Relatar um caso de Disfunção Maturativa Celular secundária a deficiência de Vitamina B12.
Relato de casoO. S. J., masculino, 52 anos, antecedente de etilismo e DM, atendido em outro serviço (Hospital Santa Casa de Barretos) com quadro de dor abdominal mal definida. Solicitados exames laboratoriais: Hb 2,7, Ht 7,6, VCM 95, HCM 34, RDW 30,1, Leucócitos 900, Neutrófilos 405, Plaquetas 7000, INR 1,95, TTPA 23,8, Bilirrubina total 2,3 e Direta 1,6, AST 83, ALT 50, Urina com leucocitúria, nitrito negativo e numerosas bactérias. Paciente foi internado para antibioticoterapia com hipótese de infecção urinária e solicitado avaliação hematológica. Microscopia realizada no local aventou a hipótese de Leucemia Promielocítica Aguda e iniciado ácido all-trans retinóico (ATRA). O paciente evoluiu com rebaixamento do nível de consciência e choque séptico, sendo encaminhado para leito de terapia intensiva, onde recebeu múltiplas transfusões e iniciou hemodiálise por Insuficiência Renal Aguda. Foi, então, transferido para a UTI do Hospital de Amor de Barretos, onde foi avaliado pela Equipe de Hematologia. Realizado hemograma com microscopia com presença de anisocitose, policromasia, anemia, leucocitose, neutropenia hiperssegmentada acentuda e plaquetopenia; aspirado de medula óssea, hipercelular para a idade com predomínio da série granulocítica, com retardo maturativo e presença de 50% de promielócitos; PML-rara negativo; imunofenotipagem de medula óssea sem critérios para leucemia aguda, presença de apenas 2,7% de células imaturas CD34+ mieloides, presença de displasia das séries eritrocitárias e granulocíticas e dosagem de vitamina B12 179 pg/mL. Sendo, portanto, diagnosticado com disfunção maturativa celular secundária à deficiência de Vitamina B12, suspenso ATRA e iniciado reposição vitamínica. Apesar das medidas, paciente evoluiu com sangramento do SNC e óbito após 4 dias.
DiscussãoA vitamina B12 é hidrossolúvel obtida através da alimentação de origem animal. A absorção ocorre no íleo terminal após se ligar a vitamina R, presente na saliva e degradada por proteases no estomago, local que é conectada ao fator intrínseco gástrico e, finalmente, chega ao íleo terminal aonde se liga a um transportador plasmático e atinge a circulação. A vitamina B12 está envolvida no metabolismo da homocisteína. As reações liberam o grupamento metil, fundamental para manter a mielina do Sistema Nervoso Central (SNC). A falta de vitamina B12 pode gerar um leque de manifestações, desde brandas a severas, podendo ser anemia megaloblástica e neutrófilos hiperssegmentados, sendo uma consequência da parada do metabolismo da homocisteina, que gera metabólitos essenciais na síntese do ácido Desoxirribonucleico (DNA). Consequentemente, altera a divisão celular e apresenta-se como uma dissociação núcleo citoplasmática, resultando em parada do desenvolvimento de vários estágios dos precursores hematopoiéticos.
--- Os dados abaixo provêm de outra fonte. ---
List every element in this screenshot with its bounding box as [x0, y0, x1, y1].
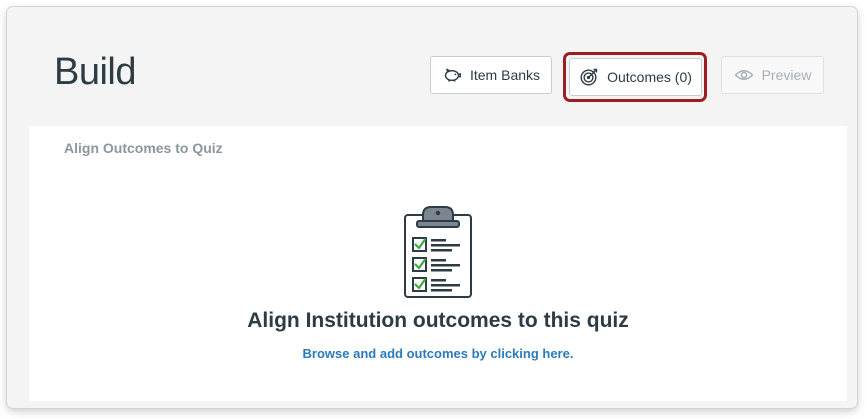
outcomes-label: Outcomes (0) [607, 69, 692, 85]
page-title: Build [54, 51, 137, 93]
item-banks-button[interactable]: Item Banks [430, 56, 552, 94]
preview-label: Preview [761, 67, 812, 83]
piggy-bank-icon [442, 67, 462, 83]
item-banks-label: Item Banks [469, 67, 541, 83]
outcomes-panel: Align Outcomes to Quiz Align Institution… [29, 126, 847, 401]
browse-outcomes-link[interactable]: Browse and add outcomes by clicking here… [29, 346, 847, 361]
target-icon [579, 67, 599, 87]
empty-state-title: Align Institution outcomes to this quiz [247, 309, 629, 332]
window: Build Item Banks Outcomes (0) Preview Al… [7, 7, 857, 408]
preview-button[interactable]: Preview [721, 56, 824, 94]
outcomes-button[interactable]: Outcomes (0) [569, 58, 702, 96]
eye-icon [734, 68, 754, 82]
panel-heading: Align Outcomes to Quiz [64, 140, 223, 156]
clipboard-checklist-icon [398, 201, 478, 306]
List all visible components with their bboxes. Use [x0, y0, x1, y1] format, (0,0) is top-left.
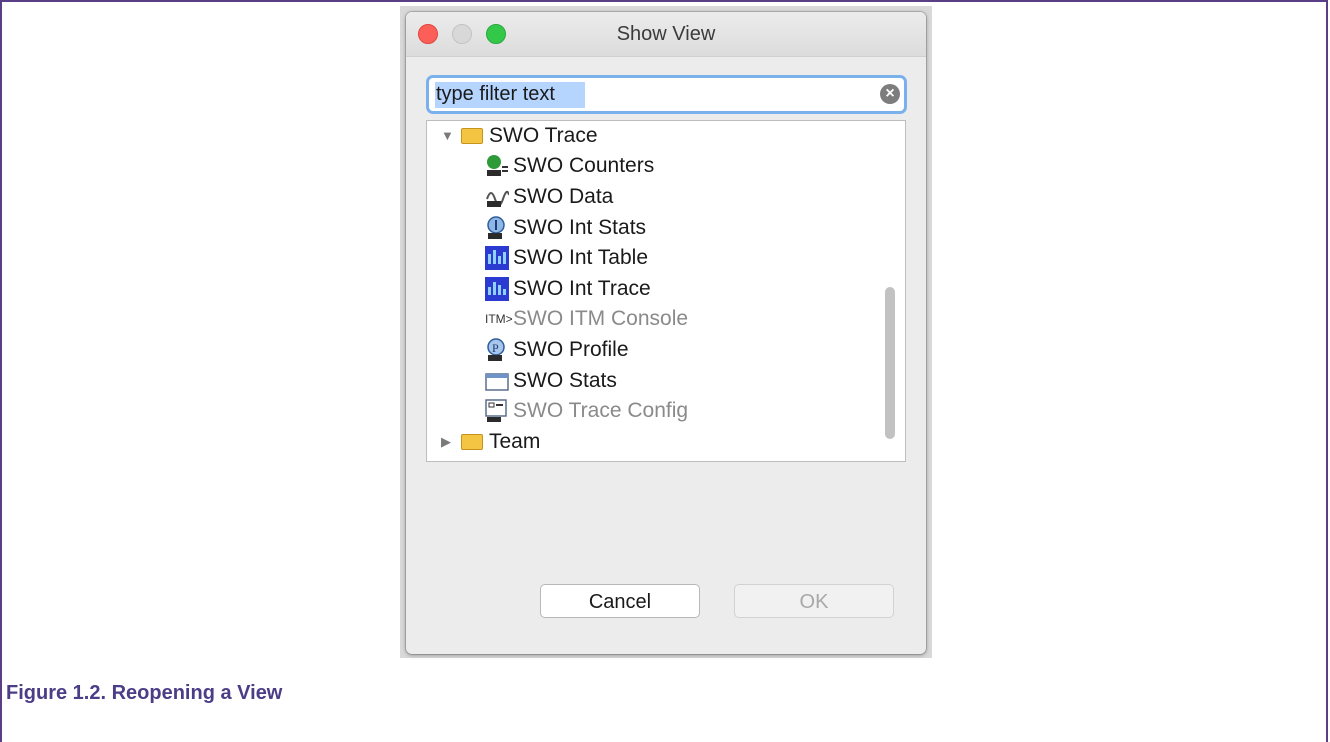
filter-field[interactable]: ×	[426, 75, 907, 114]
window-icon	[485, 373, 509, 391]
swo-int-stats-icon	[487, 216, 505, 239]
title-bar: Show View	[406, 12, 926, 57]
tree-item-label: SWO Stats	[513, 369, 617, 392]
ok-button[interactable]: OK	[734, 584, 894, 618]
swo-profile-icon: P	[487, 338, 505, 361]
swo-int-table-icon	[485, 246, 509, 270]
tree-scrollbar[interactable]	[885, 287, 895, 439]
window-title: Show View	[616, 23, 716, 45]
itm-icon: ITM>	[485, 312, 513, 326]
swo-config-icon	[485, 399, 507, 422]
folder-closed-icon	[461, 434, 483, 450]
tree-folder-label: SWO Trace	[489, 124, 598, 147]
figure-caption: Figure 1.2. Reopening a View	[6, 682, 283, 704]
swo-data-icon	[486, 190, 509, 207]
tree-item-label: SWO Profile	[513, 338, 629, 361]
tree-item-label: SWO Trace Config	[513, 399, 689, 422]
swo-counters-icon	[487, 155, 508, 176]
svg-text:P: P	[492, 341, 499, 355]
swo-int-trace-icon	[485, 277, 509, 301]
tree-item-label: SWO Int Stats	[513, 216, 647, 239]
cancel-button[interactable]: Cancel	[540, 584, 700, 618]
tree-item-label: SWO Data	[513, 185, 614, 208]
clear-filter-icon[interactable]: ×	[880, 84, 900, 104]
tree-item-label: SWO Counters	[513, 154, 655, 177]
tree-item-label: SWO Int Trace	[513, 277, 651, 300]
tree-item-label: SWO Int Table	[513, 246, 649, 269]
view-tree[interactable]: ▼ SWO Trace SWO Counters SWO Data SWO In…	[426, 120, 906, 462]
show-view-dialog: Show View × ▼ SWO Trace SWO Counters SWO	[406, 12, 926, 654]
tree-folder-label: Team	[489, 430, 541, 453]
tree-item-label: SWO ITM Console	[513, 307, 689, 330]
collapsed-triangle-icon[interactable]: ▶	[441, 427, 451, 457]
folder-open-icon	[461, 128, 483, 144]
filter-input[interactable]	[432, 79, 880, 109]
expanded-triangle-icon[interactable]: ▼	[441, 121, 454, 151]
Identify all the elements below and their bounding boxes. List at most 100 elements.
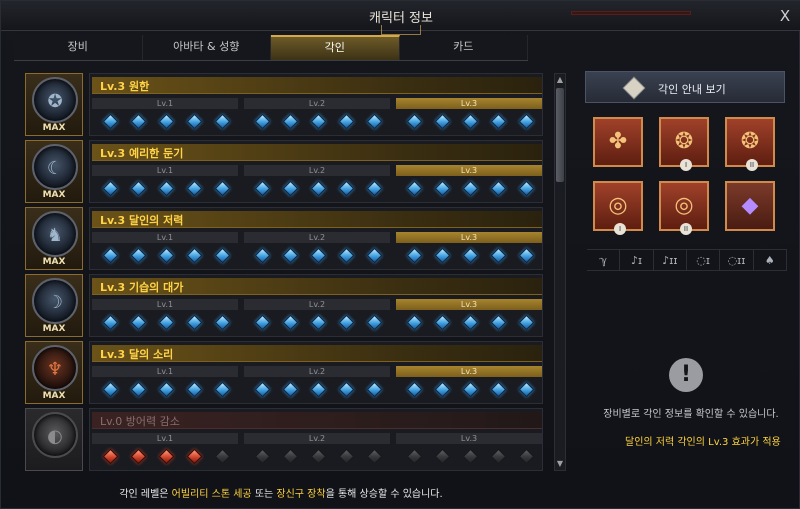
engraving-gem-icon — [310, 381, 326, 398]
engraving-gem-icon — [254, 381, 270, 398]
scroll-up-icon[interactable]: ▲ — [555, 74, 565, 86]
engraving-row[interactable]: ♆ MAX Lv.3 달의 소리 Lv.1 Lv.2 Lv.3 — [23, 341, 545, 404]
engraving-name-bar: Lv.3 기습의 대가 — [92, 278, 542, 295]
equipment-slot-necklace[interactable]: ✤ — [593, 117, 643, 167]
tab-equipment[interactable]: 장비 — [14, 35, 143, 60]
level-label: Lv.1 — [92, 165, 238, 176]
engraving-gem-icon — [434, 381, 450, 398]
engraving-gem-icon — [366, 247, 382, 264]
ability-stone-icon: ◆ — [741, 193, 759, 218]
engraving-gem-icon — [462, 381, 478, 398]
gem-row — [400, 381, 540, 399]
engraving-gem-icon — [130, 314, 146, 331]
filter-ring-1-button[interactable]: ◌ɪ — [687, 250, 721, 270]
engraving-portrait: ♞ MAX — [25, 207, 83, 270]
close-button[interactable]: X — [775, 6, 795, 26]
level-label: Lv.1 — [92, 433, 238, 444]
engraving-levels: Lv.1 Lv.2 Lv.3 — [92, 299, 542, 335]
level-label: Lv.3 — [396, 165, 542, 176]
level-label: Lv.2 — [244, 165, 390, 176]
gem-row — [400, 314, 540, 332]
level-group: Lv.2 — [244, 98, 390, 134]
level-label: Lv.2 — [244, 299, 390, 310]
engraving-gem-icon — [462, 448, 478, 465]
scroll-thumb[interactable] — [556, 88, 564, 182]
tab-avatar-tendency[interactable]: 아바타 & 성향 — [143, 35, 271, 60]
gem-row — [248, 381, 388, 399]
engraving-name-bar: Lv.0 방어력 감소 — [92, 412, 542, 429]
level-group: Lv.1 — [92, 98, 238, 134]
scrollbar[interactable]: ▲ ▼ — [554, 73, 566, 471]
gem-row — [248, 247, 388, 265]
engraving-gem-icon — [434, 113, 450, 130]
level-group: Lv.3 — [396, 165, 542, 201]
engraving-list[interactable]: ✪ MAX Lv.3 원한 Lv.1 Lv.2 Lv.3 ☾ MAX Lv.3 예리한 둔기 Lv… — [23, 73, 545, 471]
equipment-slot-grid: ✤ ❂ I ❂ II ◎ I ◎ II ◆ — [593, 117, 783, 237]
engraving-gem-icon — [282, 180, 298, 197]
equipment-slot-ring-2[interactable]: ◎ II — [659, 181, 709, 235]
gem-row — [400, 448, 540, 466]
engraving-gem-icon — [406, 448, 422, 465]
engraving-levels: Lv.1 Lv.2 Lv.3 — [92, 98, 542, 134]
equipment-slot-ability-stone[interactable]: ◆ — [725, 181, 775, 231]
equipment-slot-ring-1[interactable]: ◎ I — [593, 181, 643, 235]
title-bar[interactable]: 캐릭터 정보 X — [1, 1, 800, 35]
engraving-row[interactable]: ✪ MAX Lv.3 원한 Lv.1 Lv.2 Lv.3 — [23, 73, 545, 136]
engraving-info: Lv.3 달의 소리 Lv.1 Lv.2 Lv.3 — [89, 341, 543, 404]
equipment-slot-earring-1[interactable]: ❂ I — [659, 117, 709, 171]
grudge-icon: ✪ — [32, 77, 78, 123]
footer-hint: 각인 레벨은 어빌리티 스톤 세공 또는 장신구 장착을 통해 상승할 수 있습… — [1, 485, 561, 500]
equipment-slot-earring-2[interactable]: ❂ II — [725, 117, 775, 171]
engraving-row[interactable]: ♞ MAX Lv.3 달인의 저력 Lv.1 Lv.2 Lv.3 — [23, 207, 545, 270]
engraving-gem-icon — [434, 247, 450, 264]
level-label: Lv.2 — [244, 98, 390, 109]
engraving-gem-icon — [366, 314, 382, 331]
engraving-gem-icon — [490, 180, 506, 197]
filter-earring-2-button[interactable]: ♪ɪɪ — [654, 250, 687, 270]
engraving-gem-icon — [366, 113, 382, 130]
scroll-down-icon[interactable]: ▼ — [555, 458, 565, 470]
level-group: Lv.2 — [244, 165, 390, 201]
gem-row — [96, 180, 236, 198]
level-group: Lv.1 — [92, 232, 238, 268]
filter-necklace-button[interactable]: ℽ — [587, 250, 621, 270]
level-group: Lv.1 — [92, 165, 238, 201]
filter-ring-2-button[interactable]: ◌ɪɪ — [720, 250, 754, 270]
level-group: Lv.1 — [92, 299, 238, 335]
tab-card[interactable]: 카드 — [400, 35, 528, 60]
engraving-gem-icon — [102, 113, 118, 130]
level-group: Lv.2 — [244, 299, 390, 335]
engraving-gem-icon — [254, 247, 270, 264]
engraving-gem-icon — [366, 381, 382, 398]
level-group: Lv.2 — [244, 366, 390, 402]
engraving-guide-button[interactable]: 각인 안내 보기 — [585, 71, 785, 103]
engraving-gem-icon — [490, 448, 506, 465]
slot-numeral: II — [680, 223, 692, 235]
level-group: Lv.1 — [92, 433, 238, 469]
engraving-row[interactable]: ☾ MAX Lv.3 예리한 둔기 Lv.1 Lv.2 Lv.3 — [23, 140, 545, 203]
equipment-filter-bar: ℽ ♪ɪ ♪ɪɪ ◌ɪ ◌ɪɪ ♠ — [587, 249, 787, 271]
gem-row — [248, 180, 388, 198]
filter-earring-1-button[interactable]: ♪ɪ — [620, 250, 654, 270]
level-label: Lv.1 — [92, 232, 238, 243]
tab-engraving[interactable]: 각인 — [271, 35, 400, 60]
max-badge: MAX — [42, 324, 66, 334]
filter-stone-button[interactable]: ♠ — [754, 250, 787, 270]
engraving-gem-icon — [406, 113, 422, 130]
engraving-gem-icon — [338, 314, 354, 331]
engraving-gem-icon — [214, 314, 230, 331]
guide-book-icon — [622, 76, 646, 100]
engraving-row[interactable]: ☽ MAX Lv.3 기습의 대가 Lv.1 Lv.2 Lv.3 — [23, 274, 545, 337]
earring-icon: ❂ — [740, 129, 760, 154]
engraving-gem-icon — [518, 247, 534, 264]
engraving-gem-icon — [158, 113, 174, 130]
engraving-row[interactable]: ◐ Lv.0 방어력 감소 Lv.1 Lv.2 Lv.3 — [23, 408, 545, 471]
engraving-name: Lv.0 방어력 감소 — [100, 415, 180, 428]
engraving-gem-icon — [214, 113, 230, 130]
level-label: Lv.1 — [92, 366, 238, 377]
engraving-info: Lv.3 예리한 둔기 Lv.1 Lv.2 Lv.3 — [89, 140, 543, 203]
engraving-gem-icon — [282, 113, 298, 130]
engraving-gem-icon — [186, 314, 202, 331]
slot-numeral: I — [614, 223, 626, 235]
engraving-gem-icon — [338, 448, 354, 465]
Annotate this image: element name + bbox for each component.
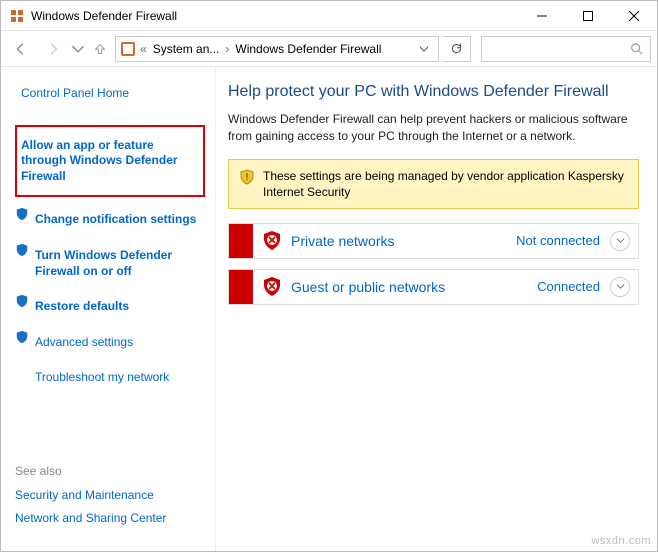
see-also-header: See also: [15, 460, 205, 484]
expand-toggle[interactable]: [610, 231, 630, 251]
sidebar-item-label: Turn Windows Defender Firewall on or off: [35, 243, 205, 284]
forward-button[interactable]: [39, 35, 67, 63]
refresh-button[interactable]: [443, 36, 471, 62]
sidebar-item-change-notifications[interactable]: Change notification settings: [15, 203, 205, 237]
shield-blocked-icon: [261, 230, 283, 252]
network-status: Connected: [537, 279, 600, 294]
titlebar: Windows Defender Firewall: [1, 1, 657, 31]
shield-icon: [15, 207, 29, 221]
see-also-security-maintenance[interactable]: Security and Maintenance: [15, 484, 205, 508]
sidebar-item-allow-app[interactable]: Allow an app or feature through Windows …: [15, 125, 205, 198]
status-stripe: [229, 224, 253, 258]
network-group-private[interactable]: Private networks Not connected: [228, 223, 639, 259]
breadcrumb-item[interactable]: System an...: [149, 42, 224, 56]
maximize-button[interactable]: [565, 1, 611, 31]
svg-text:!: !: [246, 172, 249, 182]
back-button[interactable]: [7, 35, 35, 63]
page-description: Windows Defender Firewall can help preve…: [228, 111, 639, 145]
watermark: wsxdn.com: [591, 535, 651, 547]
sidebar-item-label: Allow an app or feature through Windows …: [21, 133, 199, 190]
control-panel-home-link[interactable]: Control Panel Home: [15, 81, 205, 107]
minimize-button[interactable]: [519, 1, 565, 31]
shield-icon: [15, 330, 29, 344]
main-area: Control Panel Home Allow an app or featu…: [1, 67, 657, 551]
see-also-section: See also Security and Maintenance Networ…: [15, 460, 205, 541]
network-status: Not connected: [516, 233, 600, 248]
search-icon: [630, 42, 644, 56]
window-title: Windows Defender Firewall: [31, 9, 519, 23]
shield-icon: [15, 294, 29, 308]
see-also-network-sharing[interactable]: Network and Sharing Center: [15, 507, 205, 531]
page-heading: Help protect your PC with Windows Defend…: [228, 83, 639, 101]
sidebar-item-label: Change notification settings: [35, 207, 198, 233]
search-input[interactable]: [481, 36, 651, 62]
network-name: Guest or public networks: [291, 279, 537, 295]
sidebar-item-label: Advanced settings: [35, 330, 135, 356]
content-pane: Help protect your PC with Windows Defend…: [216, 67, 657, 551]
control-panel-icon: [120, 41, 136, 57]
shield-blocked-icon: [261, 276, 283, 298]
recent-locations-button[interactable]: [71, 35, 85, 63]
warning-icon: !: [239, 169, 255, 185]
chevron-right-icon: ›: [225, 42, 229, 56]
breadcrumb-dropdown[interactable]: [414, 44, 434, 54]
expand-toggle[interactable]: [610, 277, 630, 297]
sidebar-item-troubleshoot[interactable]: Troubleshoot my network: [15, 361, 205, 395]
up-button[interactable]: [89, 35, 111, 63]
shield-icon: [15, 243, 29, 257]
network-group-public[interactable]: Guest or public networks Connected: [228, 269, 639, 305]
sidebar-item-turn-onoff[interactable]: Turn Windows Defender Firewall on or off: [15, 239, 205, 288]
vendor-warning-banner: ! These settings are being managed by ve…: [228, 159, 639, 209]
sidebar: Control Panel Home Allow an app or featu…: [1, 67, 216, 551]
breadcrumb-separator: «: [140, 42, 147, 56]
navbar: « System an... › Windows Defender Firewa…: [1, 31, 657, 67]
network-name: Private networks: [291, 233, 516, 249]
status-stripe: [229, 270, 253, 304]
warning-text: These settings are being managed by vend…: [263, 168, 628, 200]
sidebar-item-label: Troubleshoot my network: [15, 365, 171, 391]
sidebar-item-label: Restore defaults: [35, 294, 131, 320]
sidebar-item-advanced-settings[interactable]: Advanced settings: [15, 326, 205, 360]
breadcrumb-item[interactable]: Windows Defender Firewall: [231, 42, 385, 56]
sidebar-item-restore-defaults[interactable]: Restore defaults: [15, 290, 205, 324]
firewall-app-icon: [9, 8, 25, 24]
close-button[interactable]: [611, 1, 657, 31]
breadcrumb[interactable]: « System an... › Windows Defender Firewa…: [115, 36, 439, 62]
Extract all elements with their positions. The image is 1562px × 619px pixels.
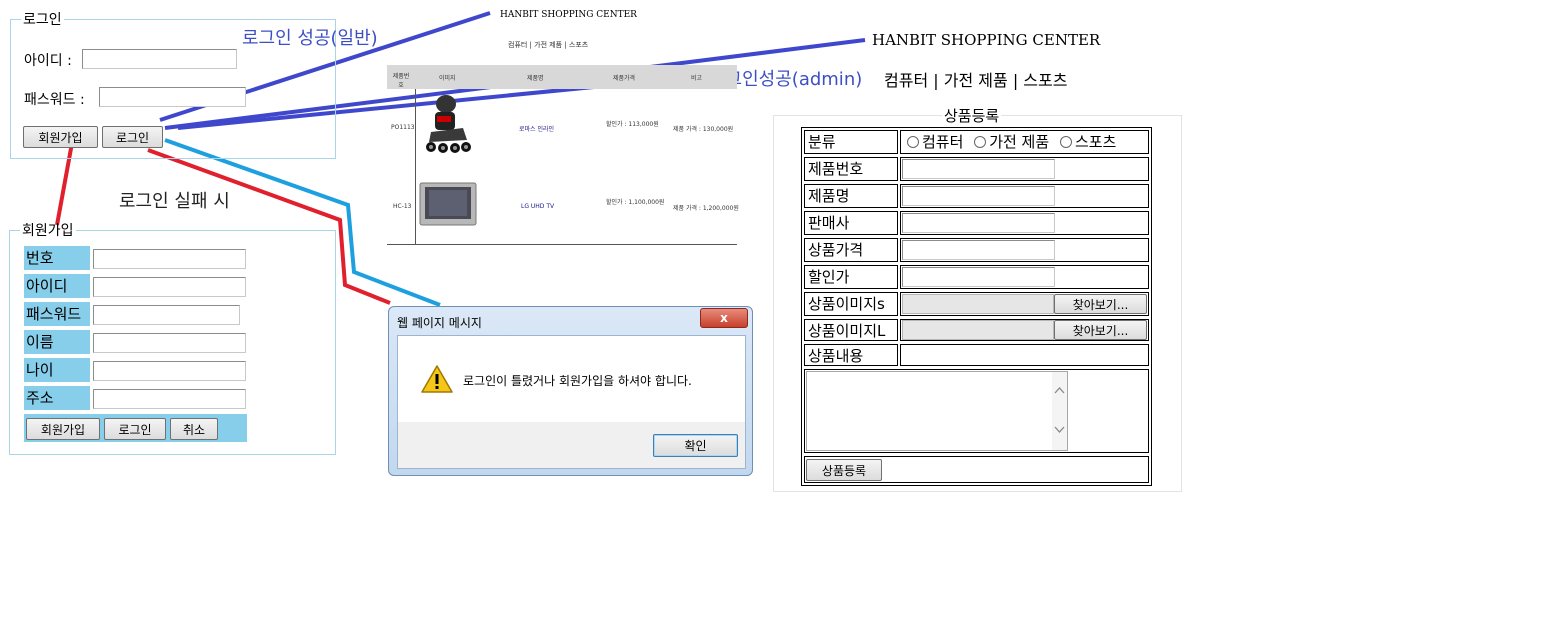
discount-input[interactable] (902, 267, 1055, 287)
preview-row2-note: 제품 가격 : 1,200,000원 (673, 205, 739, 212)
join-label-age: 나이 (24, 358, 90, 382)
price-label: 상품가격 (804, 238, 898, 262)
radio-appliance[interactable] (974, 136, 987, 148)
dialog-title: 웹 페이지 메시지 (397, 316, 482, 330)
join-submit-button[interactable]: 회원가입 (26, 418, 100, 440)
preview-table: 제품번호 이미지 제품명 제품가격 비고 PO1113 로마스 인라인 할인가 … (387, 65, 739, 245)
login-id-label: 아이디 : (24, 53, 72, 69)
shop-preview: HANBIT SHOPPING CENTER 컴퓨터 | 가전 제품 | 스포츠… (386, 0, 739, 246)
chevron-up-icon[interactable] (1054, 386, 1065, 394)
annotation-login-success-normal: 로그인 성공(일반) (242, 28, 378, 49)
radio-sports[interactable] (1059, 136, 1072, 148)
product-register-legend: 상품등록 (944, 107, 1000, 125)
preview-row1-price: 할인가 : 113,000원 (606, 121, 659, 128)
preview-header-name: 제품명 (527, 75, 544, 82)
login-password-label: 패스워드 : (24, 92, 85, 108)
radio-appliance-label: 가전 제품 (989, 133, 1050, 151)
preview-row1-note: 제품 가격 : 130,000원 (673, 126, 734, 133)
login-legend: 로그인 (23, 12, 62, 28)
nav-computer-link[interactable]: 컴퓨터 (884, 71, 928, 90)
nav-separator: | (1012, 71, 1019, 90)
login-password-input[interactable] (99, 87, 246, 107)
textarea-scrollbar[interactable] (1052, 372, 1067, 450)
join-login-button[interactable]: 로그인 (104, 418, 166, 440)
warning-icon (421, 365, 453, 393)
annotation-login-fail: 로그인 실패 시 (119, 191, 230, 212)
image-s-browse-button[interactable]: 찾아보기... (1054, 294, 1147, 314)
radio-sports-label: 스포츠 (1074, 133, 1117, 151)
join-password-input[interactable] (93, 305, 240, 325)
preview-row2-name: LG UHD TV (521, 203, 555, 210)
preview-title: HANBIT SHOPPING CENTER (500, 10, 637, 20)
login-button[interactable]: 로그인 (102, 126, 163, 148)
message-dialog: 웹 페이지 메시지 x 로그인이 틀렸거나 회원가입을 하셔야 합니다. 확인 (388, 306, 753, 476)
join-label-number: 번호 (24, 246, 90, 270)
dialog-footer: 확인 (398, 422, 745, 468)
preview-inline-skate-image (426, 95, 471, 153)
content-label: 상품내용 (804, 344, 898, 366)
dialog-message: 로그인이 틀렸거나 회원가입을 하셔야 합니다. (463, 374, 692, 388)
dialog-ok-button[interactable]: 확인 (653, 434, 738, 457)
preview-nav: 컴퓨터 | 가전 제품 | 스포츠 (508, 41, 589, 49)
image-l-file-field[interactable] (902, 320, 1054, 340)
preview-row2-price: 할인가 : 1,100,000원 (606, 199, 665, 206)
login-join-button[interactable]: 회원가입 (23, 126, 98, 148)
preview-header-price: 제품가격 (613, 75, 636, 82)
nav-appliance-link[interactable]: 가전 제품 (944, 71, 1008, 90)
join-label-name: 이름 (24, 330, 90, 354)
preview-row2-code: HC-13 (393, 203, 412, 210)
dialog-body: 로그인이 틀렸거나 회원가입을 하셔야 합니다. 확인 (397, 335, 746, 469)
category-label: 분류 (804, 130, 898, 154)
image-l-browse-button[interactable]: 찾아보기... (1054, 320, 1147, 340)
join-number-input[interactable] (93, 249, 246, 269)
dialog-close-button[interactable]: x (700, 308, 748, 328)
preview-header-note: 비고 (691, 75, 703, 82)
preview-tv-image (419, 182, 477, 226)
radio-computer-label: 컴퓨터 (922, 133, 964, 151)
seller-input[interactable] (902, 213, 1055, 233)
close-icon: x (720, 311, 728, 325)
preview-row1-name: 로마스 인라인 (519, 126, 555, 133)
shop-nav: 컴퓨터 | 가전 제품 | 스포츠 (884, 67, 1067, 91)
product-no-input[interactable] (902, 159, 1055, 179)
product-name-input[interactable] (902, 186, 1055, 206)
join-name-input[interactable] (93, 333, 246, 353)
preview-left-border (415, 89, 416, 244)
discount-label: 할인가 (804, 265, 898, 289)
product-register-button[interactable]: 상품등록 (806, 459, 882, 481)
join-label-id: 아이디 (24, 274, 90, 298)
join-cancel-button[interactable]: 취소 (170, 418, 218, 440)
image-l-label: 상품이미지L (804, 319, 898, 341)
nav-separator: | (933, 71, 939, 90)
join-address-input[interactable] (93, 389, 246, 409)
preview-header-code: 제품번호 (392, 73, 410, 89)
join-age-input[interactable] (93, 361, 246, 381)
join-label-address: 주소 (24, 386, 90, 410)
category-options: 컴퓨터 가전 제품 스포츠 (900, 130, 1149, 154)
chevron-down-icon[interactable] (1054, 426, 1065, 434)
join-id-input[interactable] (93, 277, 246, 297)
preview-row1-code: PO1113 (391, 124, 415, 131)
price-input[interactable] (902, 240, 1055, 260)
radio-computer[interactable] (907, 136, 919, 148)
seller-label: 판매사 (804, 211, 898, 235)
product-no-label: 제품번호 (804, 157, 898, 181)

Como resposta ocorre hipercelularidade com maturação anormal na medula óssea e pancitopenia em hemograma. É possível ocorrer hemorragia retianiana e do SNC, desmielinização com danos progressivos e irreversíveis.
ConclusãoO paciente apresentou quadro clínico de pancitopenia, inicialmente foi feita a hipótese de leucemia aguda, que foi descartada com exames e, posteriormente, de parada de maturação secundária a deficiência de vitamina B12. Paciente com história de etilismo, fator de risco para essa deficiência, com alterações laboratoriais – apesar de não apresentar macrocitose, tinha hemograma com microscopia com pancitopenia, com neutrófilos hiperssegmentados, anisocitose e policromasia, além de vitamina B12 baixa. Esse caso visa à importância da hipótese diagnóstica de deficiência de vitamina B12 como diagnóstico diferencial de pancitopenia em pacientes com história clínica pregressa e antecedentes pessoais suspeitos.